Backtest Doordash Stock Performance
The backtest of DASH's performance following a 3% intraday increase from 2022 to the present shows favorable results. The 3-day win rate is 58.05%, the 10-day win rate is 65.65%, and the 30-day win rate is 66.87%, indicating a higher probability of positive returns in the short term. The maximum return during the backtest was 8.05%, which occurred on day 59, suggesting that DASHDASH-- can deliver decent gains even after the initial 3% surge.

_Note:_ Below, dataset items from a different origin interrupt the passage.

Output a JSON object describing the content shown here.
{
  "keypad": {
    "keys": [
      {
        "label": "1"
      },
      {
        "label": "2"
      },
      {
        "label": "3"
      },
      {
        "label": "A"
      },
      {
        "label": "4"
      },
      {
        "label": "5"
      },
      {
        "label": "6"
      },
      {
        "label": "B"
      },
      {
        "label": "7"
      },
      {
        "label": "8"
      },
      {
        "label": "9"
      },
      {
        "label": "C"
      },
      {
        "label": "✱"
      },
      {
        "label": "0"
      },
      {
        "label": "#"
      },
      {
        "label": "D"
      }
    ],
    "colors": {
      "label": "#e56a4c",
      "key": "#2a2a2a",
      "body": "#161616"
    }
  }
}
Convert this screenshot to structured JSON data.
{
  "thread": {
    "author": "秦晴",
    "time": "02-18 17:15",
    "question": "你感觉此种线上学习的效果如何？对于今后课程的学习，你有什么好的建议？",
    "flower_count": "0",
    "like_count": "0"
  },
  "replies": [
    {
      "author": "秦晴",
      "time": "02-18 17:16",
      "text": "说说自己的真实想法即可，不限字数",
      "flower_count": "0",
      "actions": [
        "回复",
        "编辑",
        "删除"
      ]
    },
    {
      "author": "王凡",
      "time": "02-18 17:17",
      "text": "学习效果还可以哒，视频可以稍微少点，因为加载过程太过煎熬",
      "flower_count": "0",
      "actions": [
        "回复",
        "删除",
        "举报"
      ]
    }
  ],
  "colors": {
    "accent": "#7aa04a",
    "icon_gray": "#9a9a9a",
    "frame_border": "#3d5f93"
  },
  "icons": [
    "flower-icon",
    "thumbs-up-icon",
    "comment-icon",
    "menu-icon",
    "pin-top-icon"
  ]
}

Breakout Playbook: Capitalize on a Bullish Setup Before Expiry
Doordash’s sharp intraday rally has created a compelling short-term setup for bulls. With oversold technicals, a narrowing MACD, and strong options activity at key strike prices, the next 48 hours could see a decisive move in the stock. The DASH20260327C167.5 and C170 calls are particularly attractive for traders looking to take advantage of a potential breakout. Meanwhile, sector leader Amazon (AMZN) continues to climb at 2.64%, adding further momentum to the theme. Investors should closely monitor the 167.5–170 level, as a sustained break above this range could trigger a cascade of bullish options and ETF activity. With expiry looming, now is the time to act decisively.

TickerSnipe provides professional intraday stock analysis using technical tools to help you understand market trends and seize short-term trading opportunities.